This past weekend, I spent Friday afternoon to Monday night visiting Berkeley for an admitted students event.
Not only am I excited about the opportunity I've been given to study in this particular department, I've also come to a point in my life that I've been working so hard for, for the past three years of my life. Getting my PhD is finally a reality. I'm proud. And not in a pompous way. It's not the school or the department that I feel the urge to boast about. I'm proud that despite the hardships I've dealt with, the difficulties with my health, and other miscellaneous challenges in my life, I've achieved a huge dream of mine.

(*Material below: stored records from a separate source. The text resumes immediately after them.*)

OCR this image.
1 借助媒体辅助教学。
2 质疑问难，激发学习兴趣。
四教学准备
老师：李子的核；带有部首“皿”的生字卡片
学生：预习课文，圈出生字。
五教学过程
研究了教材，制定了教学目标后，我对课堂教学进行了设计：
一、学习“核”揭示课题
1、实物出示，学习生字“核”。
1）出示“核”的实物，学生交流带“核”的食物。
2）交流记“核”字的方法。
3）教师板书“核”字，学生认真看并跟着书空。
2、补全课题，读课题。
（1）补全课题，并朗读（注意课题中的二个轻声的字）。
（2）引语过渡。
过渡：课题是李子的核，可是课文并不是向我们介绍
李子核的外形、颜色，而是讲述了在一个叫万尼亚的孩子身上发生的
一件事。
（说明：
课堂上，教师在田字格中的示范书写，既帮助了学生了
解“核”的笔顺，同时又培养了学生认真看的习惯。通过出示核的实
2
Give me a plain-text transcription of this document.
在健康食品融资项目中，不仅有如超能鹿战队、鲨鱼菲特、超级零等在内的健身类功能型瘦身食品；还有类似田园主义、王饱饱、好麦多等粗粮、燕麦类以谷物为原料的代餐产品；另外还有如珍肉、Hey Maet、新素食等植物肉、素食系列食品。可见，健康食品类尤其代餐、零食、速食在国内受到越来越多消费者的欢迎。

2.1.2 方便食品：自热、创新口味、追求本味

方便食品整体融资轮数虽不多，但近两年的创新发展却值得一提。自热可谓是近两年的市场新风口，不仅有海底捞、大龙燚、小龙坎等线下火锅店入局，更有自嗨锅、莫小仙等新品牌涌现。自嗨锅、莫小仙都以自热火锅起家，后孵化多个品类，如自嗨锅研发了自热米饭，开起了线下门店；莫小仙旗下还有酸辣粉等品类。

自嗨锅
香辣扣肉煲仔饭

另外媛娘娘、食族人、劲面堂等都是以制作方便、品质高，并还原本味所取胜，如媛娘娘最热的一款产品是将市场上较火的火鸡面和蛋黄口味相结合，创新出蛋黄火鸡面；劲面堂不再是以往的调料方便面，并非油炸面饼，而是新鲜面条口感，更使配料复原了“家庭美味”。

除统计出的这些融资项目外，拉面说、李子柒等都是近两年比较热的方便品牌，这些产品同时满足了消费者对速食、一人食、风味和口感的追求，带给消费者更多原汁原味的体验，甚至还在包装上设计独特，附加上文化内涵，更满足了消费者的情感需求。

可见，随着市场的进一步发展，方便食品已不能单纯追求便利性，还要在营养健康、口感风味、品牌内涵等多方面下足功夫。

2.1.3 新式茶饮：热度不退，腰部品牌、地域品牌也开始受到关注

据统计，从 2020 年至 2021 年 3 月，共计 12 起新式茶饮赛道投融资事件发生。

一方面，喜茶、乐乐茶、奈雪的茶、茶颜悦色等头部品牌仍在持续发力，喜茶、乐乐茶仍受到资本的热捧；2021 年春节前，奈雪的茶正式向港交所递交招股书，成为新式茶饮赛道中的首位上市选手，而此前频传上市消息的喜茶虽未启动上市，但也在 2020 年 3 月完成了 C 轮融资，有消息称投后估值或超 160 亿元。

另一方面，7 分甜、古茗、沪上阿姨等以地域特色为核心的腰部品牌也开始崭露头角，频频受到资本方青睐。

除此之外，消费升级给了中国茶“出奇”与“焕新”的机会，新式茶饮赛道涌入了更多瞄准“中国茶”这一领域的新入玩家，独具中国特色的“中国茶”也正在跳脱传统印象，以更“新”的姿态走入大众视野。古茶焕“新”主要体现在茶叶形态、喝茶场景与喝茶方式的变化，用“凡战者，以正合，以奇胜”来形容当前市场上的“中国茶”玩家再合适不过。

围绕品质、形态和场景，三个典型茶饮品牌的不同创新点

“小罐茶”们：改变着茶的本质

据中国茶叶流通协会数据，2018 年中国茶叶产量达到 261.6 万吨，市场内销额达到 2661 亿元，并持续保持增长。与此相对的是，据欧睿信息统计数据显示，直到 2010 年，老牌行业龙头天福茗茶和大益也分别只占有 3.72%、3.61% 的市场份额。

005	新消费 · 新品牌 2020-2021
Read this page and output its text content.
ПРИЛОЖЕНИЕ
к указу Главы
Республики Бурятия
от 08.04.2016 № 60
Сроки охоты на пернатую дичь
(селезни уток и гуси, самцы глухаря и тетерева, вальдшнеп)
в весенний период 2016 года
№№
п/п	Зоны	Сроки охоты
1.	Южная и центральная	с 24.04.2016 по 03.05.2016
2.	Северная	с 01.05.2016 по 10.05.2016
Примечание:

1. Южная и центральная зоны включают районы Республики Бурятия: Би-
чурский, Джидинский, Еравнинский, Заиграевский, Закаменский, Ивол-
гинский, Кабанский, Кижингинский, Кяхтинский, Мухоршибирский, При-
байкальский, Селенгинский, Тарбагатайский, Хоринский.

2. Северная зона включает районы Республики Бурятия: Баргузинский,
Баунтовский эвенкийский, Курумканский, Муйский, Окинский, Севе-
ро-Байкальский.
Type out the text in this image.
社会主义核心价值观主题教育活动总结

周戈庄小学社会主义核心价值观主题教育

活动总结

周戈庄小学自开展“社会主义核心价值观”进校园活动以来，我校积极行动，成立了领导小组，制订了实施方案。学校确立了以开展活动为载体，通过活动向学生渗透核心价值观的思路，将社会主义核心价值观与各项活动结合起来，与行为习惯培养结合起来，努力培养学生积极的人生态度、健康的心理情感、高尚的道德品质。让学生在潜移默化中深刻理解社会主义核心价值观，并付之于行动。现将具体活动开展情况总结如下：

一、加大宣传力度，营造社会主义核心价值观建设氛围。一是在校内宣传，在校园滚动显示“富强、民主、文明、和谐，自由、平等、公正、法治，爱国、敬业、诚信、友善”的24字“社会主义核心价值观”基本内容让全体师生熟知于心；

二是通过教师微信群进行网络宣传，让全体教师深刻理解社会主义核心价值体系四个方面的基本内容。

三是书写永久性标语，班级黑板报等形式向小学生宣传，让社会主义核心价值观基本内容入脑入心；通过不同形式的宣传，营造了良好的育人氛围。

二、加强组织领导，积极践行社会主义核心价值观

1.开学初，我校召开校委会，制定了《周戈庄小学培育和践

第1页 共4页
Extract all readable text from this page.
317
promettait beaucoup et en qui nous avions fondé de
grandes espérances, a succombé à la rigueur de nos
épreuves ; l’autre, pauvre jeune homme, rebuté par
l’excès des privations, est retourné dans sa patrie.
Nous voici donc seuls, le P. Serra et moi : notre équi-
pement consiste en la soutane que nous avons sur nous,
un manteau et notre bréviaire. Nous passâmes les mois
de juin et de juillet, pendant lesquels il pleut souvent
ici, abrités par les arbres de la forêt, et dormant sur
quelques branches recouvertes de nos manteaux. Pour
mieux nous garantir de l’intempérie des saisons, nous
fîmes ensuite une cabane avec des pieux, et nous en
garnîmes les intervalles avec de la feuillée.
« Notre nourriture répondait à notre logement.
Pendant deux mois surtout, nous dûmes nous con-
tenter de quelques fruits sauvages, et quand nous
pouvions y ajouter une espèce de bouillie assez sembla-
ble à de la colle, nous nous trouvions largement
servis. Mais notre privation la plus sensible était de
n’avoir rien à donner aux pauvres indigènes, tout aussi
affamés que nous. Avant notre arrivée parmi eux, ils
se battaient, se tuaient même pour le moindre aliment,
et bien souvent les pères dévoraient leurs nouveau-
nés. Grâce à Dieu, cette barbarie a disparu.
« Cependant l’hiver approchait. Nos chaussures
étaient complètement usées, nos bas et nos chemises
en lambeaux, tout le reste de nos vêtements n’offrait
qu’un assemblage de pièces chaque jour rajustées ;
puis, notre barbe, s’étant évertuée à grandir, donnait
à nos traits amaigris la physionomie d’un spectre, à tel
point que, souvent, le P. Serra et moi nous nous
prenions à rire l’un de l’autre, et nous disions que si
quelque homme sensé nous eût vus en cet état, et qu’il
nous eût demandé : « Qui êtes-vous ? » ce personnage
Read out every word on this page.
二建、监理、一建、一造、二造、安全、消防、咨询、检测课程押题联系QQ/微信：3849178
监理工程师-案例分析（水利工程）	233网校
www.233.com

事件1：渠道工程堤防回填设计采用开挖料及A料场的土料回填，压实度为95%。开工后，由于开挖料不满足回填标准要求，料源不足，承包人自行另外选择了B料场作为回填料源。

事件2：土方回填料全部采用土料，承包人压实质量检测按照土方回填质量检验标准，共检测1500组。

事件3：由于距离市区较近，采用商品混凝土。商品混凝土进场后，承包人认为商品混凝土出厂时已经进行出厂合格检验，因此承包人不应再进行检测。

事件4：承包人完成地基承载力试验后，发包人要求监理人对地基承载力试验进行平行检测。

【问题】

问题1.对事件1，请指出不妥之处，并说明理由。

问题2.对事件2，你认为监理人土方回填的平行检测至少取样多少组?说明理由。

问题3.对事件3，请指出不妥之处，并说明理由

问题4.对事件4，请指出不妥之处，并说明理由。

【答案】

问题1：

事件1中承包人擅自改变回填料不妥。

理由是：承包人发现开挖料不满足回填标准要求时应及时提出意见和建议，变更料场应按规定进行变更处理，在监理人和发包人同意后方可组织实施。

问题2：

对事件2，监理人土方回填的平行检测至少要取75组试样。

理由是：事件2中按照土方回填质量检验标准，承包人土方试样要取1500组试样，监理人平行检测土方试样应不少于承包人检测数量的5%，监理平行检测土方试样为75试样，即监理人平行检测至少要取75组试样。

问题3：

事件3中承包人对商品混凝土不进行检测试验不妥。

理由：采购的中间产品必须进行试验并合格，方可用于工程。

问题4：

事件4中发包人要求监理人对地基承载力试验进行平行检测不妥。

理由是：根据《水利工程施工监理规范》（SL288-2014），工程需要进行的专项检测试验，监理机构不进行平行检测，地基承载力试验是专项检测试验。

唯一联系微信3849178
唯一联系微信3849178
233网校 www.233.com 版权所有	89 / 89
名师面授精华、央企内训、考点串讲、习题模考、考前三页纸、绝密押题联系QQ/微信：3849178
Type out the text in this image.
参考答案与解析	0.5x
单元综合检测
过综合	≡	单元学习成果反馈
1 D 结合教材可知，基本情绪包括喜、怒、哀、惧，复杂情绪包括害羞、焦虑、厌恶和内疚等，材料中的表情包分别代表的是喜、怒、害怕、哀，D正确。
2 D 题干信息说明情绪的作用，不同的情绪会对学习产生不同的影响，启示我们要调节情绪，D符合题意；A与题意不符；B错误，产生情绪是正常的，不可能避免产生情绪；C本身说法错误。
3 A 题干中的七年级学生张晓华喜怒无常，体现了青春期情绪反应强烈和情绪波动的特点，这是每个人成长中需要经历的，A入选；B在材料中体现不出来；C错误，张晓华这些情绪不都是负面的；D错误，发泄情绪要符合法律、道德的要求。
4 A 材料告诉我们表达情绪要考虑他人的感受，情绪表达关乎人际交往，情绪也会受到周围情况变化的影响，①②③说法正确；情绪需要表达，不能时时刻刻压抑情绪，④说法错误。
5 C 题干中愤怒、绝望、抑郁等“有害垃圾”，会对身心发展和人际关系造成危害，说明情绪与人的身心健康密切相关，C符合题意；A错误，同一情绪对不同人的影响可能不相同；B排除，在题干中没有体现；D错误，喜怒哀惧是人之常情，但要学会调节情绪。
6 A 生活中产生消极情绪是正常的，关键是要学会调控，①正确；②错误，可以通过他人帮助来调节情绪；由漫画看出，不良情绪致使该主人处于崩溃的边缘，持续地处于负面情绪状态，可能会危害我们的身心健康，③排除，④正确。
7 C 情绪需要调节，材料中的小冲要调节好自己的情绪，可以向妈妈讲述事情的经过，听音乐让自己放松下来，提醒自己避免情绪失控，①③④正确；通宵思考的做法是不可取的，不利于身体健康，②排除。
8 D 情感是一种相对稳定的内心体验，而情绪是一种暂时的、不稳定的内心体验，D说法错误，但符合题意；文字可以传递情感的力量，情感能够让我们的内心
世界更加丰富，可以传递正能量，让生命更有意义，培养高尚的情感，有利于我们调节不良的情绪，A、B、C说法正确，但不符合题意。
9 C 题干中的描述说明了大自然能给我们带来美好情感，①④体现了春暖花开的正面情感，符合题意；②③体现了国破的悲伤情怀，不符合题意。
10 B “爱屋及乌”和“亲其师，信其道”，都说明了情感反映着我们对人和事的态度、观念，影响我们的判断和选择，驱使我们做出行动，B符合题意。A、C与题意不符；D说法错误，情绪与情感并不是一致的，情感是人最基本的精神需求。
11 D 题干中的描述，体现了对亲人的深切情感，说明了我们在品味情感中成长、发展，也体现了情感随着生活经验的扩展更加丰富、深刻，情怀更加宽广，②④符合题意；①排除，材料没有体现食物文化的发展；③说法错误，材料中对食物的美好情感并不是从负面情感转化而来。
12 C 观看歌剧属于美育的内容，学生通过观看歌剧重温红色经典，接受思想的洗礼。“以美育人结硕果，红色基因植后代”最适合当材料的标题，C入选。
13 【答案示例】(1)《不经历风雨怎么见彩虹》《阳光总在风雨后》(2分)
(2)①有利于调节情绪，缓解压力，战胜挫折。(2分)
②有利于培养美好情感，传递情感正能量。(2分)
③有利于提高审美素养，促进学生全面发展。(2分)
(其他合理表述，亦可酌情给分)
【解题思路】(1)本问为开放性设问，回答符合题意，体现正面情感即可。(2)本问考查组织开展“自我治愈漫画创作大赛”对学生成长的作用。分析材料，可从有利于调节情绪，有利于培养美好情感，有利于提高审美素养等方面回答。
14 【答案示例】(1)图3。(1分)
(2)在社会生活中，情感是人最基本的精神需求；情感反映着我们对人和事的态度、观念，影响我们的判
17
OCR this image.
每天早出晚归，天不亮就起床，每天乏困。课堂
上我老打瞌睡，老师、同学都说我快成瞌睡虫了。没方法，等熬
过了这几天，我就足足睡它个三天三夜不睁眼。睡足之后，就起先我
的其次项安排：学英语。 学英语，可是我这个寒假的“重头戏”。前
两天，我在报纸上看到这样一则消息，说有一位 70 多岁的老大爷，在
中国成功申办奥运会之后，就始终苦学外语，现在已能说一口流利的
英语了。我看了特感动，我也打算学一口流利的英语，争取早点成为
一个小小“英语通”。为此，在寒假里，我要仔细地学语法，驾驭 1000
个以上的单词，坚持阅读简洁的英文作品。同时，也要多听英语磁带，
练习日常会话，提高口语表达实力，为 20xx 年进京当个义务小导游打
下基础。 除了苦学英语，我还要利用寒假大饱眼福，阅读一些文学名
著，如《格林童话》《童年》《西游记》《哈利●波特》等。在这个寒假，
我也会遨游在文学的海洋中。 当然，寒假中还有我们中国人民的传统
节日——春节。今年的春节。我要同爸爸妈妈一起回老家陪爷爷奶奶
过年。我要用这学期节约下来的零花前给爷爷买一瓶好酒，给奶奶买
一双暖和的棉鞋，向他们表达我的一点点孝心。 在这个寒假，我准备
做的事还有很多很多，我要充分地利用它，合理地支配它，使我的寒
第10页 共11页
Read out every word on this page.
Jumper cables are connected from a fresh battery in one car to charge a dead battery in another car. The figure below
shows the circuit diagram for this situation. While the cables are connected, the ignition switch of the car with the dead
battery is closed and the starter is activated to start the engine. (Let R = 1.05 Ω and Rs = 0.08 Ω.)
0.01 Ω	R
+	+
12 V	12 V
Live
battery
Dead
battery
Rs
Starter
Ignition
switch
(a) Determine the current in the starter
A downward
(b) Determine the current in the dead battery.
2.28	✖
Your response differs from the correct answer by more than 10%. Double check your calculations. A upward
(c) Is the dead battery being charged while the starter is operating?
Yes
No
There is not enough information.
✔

But I still have my reservations. I am notoriously horrible when it comes to living away from Los Angeles. I might have to be away from my boyfriend, who is a large part of my support system. I will have ton build an entirely new treatment team. But really, it's the idea of living alone that I am nervous about. I know the monsters in the closet will seem that much more horrifying. Eating will become an even stronger addiction that I already know I'll succumb to, willingly. Slight mood changes will become debilitating.
I'm trying to focus on the positive though. This IS my dream, indeed, and I hope to maintain it as such. No need to turn my dream into a nightmare this early in the game. I hope setting up a strong plan will help ease some of the anxiety I'm having about this. If any of you have suggestions, I'd be more than happy to hear them.